Sudoku solving

Posted in computers on November 11th, 2011 by karrth

One of our projects for my into to artificial intelligence class this semester was to create a sudoku solver using a MRV (minimum remaining values) heuristic and backtracking. It finds all possibilities for each square, then tries all possibilities for one of the squares with the lowest number of possible values. Here’s an example of it’s use (X6800 cpu):

$ time ./sudoku.pl puzzle.hard.txt
- - 8 7 4 - - - -
- 2 - - - 5 - - 4
- - 3 - - 2 1 - -
0 - - - - 1 2 - -
- 5 - 0 - - 4 - -
7 - - - - - - 0 1
- - - 8 1 - - - 0
- - - - - 0 5 - -
- - - 2 - - - 6 8

Solving...

Solved!
5 1 8 7 4 3 0 2 6
6 2 7 1 0 5 8 3 4
4 0 3 6 8 2 1 7 5
0 8 6 4 7 1 2 5 3
3 5 1 0 2 6 4 8 7
7 4 2 5 3 8 6 0 1
2 6 5 8 1 7 3 4 0
8 7 4 3 6 0 5 1 2
1 3 0 2 5 4 7 6 8

real 0m0.170s
user 0m0.167s
sys 0m0.000s

While it is not the most efficient, it will solve any hard-level sudoku puzzle of any size. It takes the puzzle file as an argument, or it will prompt you for the file path if you don’t include it. It will take puzzles with values that range from 0-9 and A-Z after that.

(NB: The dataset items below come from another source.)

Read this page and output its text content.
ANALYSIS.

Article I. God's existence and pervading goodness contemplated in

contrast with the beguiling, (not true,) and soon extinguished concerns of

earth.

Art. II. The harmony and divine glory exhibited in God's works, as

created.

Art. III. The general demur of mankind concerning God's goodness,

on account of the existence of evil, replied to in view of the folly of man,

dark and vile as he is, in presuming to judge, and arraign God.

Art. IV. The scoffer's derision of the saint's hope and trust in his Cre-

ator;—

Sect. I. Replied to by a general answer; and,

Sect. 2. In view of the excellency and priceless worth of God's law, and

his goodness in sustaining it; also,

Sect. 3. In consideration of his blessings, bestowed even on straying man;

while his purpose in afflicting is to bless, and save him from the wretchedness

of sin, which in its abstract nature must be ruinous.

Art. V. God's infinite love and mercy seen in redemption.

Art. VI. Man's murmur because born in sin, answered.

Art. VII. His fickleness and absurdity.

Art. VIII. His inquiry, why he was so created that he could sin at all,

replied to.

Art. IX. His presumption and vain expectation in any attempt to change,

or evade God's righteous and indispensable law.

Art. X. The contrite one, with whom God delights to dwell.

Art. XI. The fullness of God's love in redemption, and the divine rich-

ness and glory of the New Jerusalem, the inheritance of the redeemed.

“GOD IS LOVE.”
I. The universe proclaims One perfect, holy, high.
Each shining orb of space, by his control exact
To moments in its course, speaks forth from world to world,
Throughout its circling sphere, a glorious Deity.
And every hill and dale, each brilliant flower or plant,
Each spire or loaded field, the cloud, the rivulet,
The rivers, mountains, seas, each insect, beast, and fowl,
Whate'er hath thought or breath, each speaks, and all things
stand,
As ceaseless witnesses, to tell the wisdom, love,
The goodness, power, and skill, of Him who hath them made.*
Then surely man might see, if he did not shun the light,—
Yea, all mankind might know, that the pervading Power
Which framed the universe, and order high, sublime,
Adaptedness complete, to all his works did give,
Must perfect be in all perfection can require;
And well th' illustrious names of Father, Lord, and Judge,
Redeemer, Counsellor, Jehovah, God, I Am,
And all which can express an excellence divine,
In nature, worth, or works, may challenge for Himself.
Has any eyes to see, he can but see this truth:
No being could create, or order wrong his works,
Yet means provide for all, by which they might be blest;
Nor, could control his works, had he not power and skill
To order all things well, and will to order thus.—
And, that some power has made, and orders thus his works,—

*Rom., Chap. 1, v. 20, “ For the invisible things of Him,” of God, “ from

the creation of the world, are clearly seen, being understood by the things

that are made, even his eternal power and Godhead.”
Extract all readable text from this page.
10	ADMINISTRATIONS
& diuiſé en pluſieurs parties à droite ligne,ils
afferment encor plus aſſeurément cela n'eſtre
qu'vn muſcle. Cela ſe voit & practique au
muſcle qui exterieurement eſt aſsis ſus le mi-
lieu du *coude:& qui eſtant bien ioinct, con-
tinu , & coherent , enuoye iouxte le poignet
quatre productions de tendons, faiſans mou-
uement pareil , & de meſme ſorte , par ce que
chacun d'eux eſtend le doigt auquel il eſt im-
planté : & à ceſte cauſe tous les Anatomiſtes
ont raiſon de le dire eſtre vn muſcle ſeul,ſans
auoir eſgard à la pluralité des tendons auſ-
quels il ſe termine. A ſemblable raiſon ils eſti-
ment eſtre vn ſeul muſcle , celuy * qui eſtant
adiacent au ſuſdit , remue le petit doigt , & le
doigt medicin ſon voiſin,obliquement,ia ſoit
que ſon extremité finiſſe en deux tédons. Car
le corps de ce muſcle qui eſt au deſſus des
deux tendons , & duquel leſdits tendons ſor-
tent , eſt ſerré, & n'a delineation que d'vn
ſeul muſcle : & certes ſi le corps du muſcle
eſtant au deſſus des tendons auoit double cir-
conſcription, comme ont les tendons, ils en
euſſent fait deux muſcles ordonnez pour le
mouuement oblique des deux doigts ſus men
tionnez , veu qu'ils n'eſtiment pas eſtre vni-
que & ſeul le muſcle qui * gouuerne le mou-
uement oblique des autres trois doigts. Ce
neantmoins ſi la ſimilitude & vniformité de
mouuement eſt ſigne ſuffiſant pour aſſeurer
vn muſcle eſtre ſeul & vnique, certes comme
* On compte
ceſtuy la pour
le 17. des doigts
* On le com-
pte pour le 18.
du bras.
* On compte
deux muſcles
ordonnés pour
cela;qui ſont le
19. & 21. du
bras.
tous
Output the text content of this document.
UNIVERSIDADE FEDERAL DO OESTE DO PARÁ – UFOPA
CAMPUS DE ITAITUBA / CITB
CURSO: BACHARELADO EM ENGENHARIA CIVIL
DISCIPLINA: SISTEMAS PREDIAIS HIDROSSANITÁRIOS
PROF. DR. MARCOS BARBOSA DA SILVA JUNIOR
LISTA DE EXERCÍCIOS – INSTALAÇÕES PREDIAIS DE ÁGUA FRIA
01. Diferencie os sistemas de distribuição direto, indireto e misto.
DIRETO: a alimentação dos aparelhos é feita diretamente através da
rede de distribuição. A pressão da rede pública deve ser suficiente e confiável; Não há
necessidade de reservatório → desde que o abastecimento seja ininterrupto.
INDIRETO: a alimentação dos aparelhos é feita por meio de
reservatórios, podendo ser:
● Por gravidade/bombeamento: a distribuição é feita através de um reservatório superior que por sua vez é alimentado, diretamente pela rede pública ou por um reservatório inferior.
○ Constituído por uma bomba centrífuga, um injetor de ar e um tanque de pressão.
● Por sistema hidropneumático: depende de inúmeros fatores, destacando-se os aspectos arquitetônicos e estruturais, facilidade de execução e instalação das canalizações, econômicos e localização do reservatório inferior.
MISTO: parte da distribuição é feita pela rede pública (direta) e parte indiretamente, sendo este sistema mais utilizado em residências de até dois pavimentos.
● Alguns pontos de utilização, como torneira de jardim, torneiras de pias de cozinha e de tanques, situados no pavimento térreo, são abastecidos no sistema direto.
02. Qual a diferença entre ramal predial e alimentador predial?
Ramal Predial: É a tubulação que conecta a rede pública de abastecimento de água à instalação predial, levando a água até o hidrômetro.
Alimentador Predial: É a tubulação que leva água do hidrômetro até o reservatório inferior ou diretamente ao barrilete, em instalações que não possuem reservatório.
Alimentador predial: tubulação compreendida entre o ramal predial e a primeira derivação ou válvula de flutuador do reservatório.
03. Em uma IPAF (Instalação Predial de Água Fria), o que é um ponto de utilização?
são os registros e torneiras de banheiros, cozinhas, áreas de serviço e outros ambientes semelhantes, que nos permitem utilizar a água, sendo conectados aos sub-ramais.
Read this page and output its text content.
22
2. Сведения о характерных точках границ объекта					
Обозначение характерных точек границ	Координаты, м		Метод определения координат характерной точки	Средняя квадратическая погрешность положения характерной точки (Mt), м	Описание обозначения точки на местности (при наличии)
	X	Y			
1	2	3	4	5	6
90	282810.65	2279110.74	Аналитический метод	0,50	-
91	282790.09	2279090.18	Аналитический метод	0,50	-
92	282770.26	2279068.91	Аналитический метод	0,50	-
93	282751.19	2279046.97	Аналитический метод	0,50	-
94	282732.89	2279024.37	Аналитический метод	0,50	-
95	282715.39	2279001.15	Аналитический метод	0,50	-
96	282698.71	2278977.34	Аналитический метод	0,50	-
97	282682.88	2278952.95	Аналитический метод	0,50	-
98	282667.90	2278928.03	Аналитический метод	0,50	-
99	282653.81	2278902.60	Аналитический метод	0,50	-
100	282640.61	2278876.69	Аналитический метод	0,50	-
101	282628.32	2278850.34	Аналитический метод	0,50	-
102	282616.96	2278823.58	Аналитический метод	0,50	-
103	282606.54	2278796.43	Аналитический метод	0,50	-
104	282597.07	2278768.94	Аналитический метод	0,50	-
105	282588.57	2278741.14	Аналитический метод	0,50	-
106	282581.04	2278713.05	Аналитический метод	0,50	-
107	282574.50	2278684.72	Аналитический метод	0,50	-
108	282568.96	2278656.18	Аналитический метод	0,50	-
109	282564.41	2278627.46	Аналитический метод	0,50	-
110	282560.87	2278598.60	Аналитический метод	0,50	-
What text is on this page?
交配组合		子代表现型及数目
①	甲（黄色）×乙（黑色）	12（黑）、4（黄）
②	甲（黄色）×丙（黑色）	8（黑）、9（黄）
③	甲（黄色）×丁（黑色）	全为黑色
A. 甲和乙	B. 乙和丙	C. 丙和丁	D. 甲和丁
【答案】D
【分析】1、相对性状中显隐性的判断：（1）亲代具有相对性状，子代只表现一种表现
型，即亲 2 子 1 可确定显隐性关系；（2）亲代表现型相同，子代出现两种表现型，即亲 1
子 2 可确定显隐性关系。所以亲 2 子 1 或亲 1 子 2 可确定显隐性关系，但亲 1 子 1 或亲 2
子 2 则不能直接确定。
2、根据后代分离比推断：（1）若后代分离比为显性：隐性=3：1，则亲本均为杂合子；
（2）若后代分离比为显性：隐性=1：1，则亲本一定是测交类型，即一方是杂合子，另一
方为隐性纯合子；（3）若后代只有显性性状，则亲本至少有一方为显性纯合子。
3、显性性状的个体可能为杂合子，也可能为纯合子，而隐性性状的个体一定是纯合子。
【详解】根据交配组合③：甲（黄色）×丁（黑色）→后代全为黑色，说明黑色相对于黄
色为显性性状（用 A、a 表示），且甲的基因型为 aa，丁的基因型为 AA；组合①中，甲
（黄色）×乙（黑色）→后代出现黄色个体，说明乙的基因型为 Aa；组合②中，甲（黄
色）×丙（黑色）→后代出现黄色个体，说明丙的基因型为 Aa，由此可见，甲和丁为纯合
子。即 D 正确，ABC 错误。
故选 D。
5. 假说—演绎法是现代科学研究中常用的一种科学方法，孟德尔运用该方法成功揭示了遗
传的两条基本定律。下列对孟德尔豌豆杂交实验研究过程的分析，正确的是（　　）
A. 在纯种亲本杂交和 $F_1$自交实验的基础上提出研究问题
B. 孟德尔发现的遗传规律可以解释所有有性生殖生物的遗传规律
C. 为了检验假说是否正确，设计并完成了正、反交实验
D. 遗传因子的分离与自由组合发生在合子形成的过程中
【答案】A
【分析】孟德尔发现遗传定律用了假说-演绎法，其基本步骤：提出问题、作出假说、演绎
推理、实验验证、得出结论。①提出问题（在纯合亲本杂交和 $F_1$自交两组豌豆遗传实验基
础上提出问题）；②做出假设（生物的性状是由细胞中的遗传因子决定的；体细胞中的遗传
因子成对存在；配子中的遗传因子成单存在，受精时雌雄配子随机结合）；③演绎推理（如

I’ve included in the tarball 2 harder puzzles that my program does not solve in anything close reasonable time (as in… it didn’t solve either one after running for 24 hours) if you’d like to try and improve the code yourself :). There are many ways you could improve the program, as talked about here (not my school/class). This is the website for the book we use in class – I’d highly recommend it for anybody interested in AI programming. Enjoy!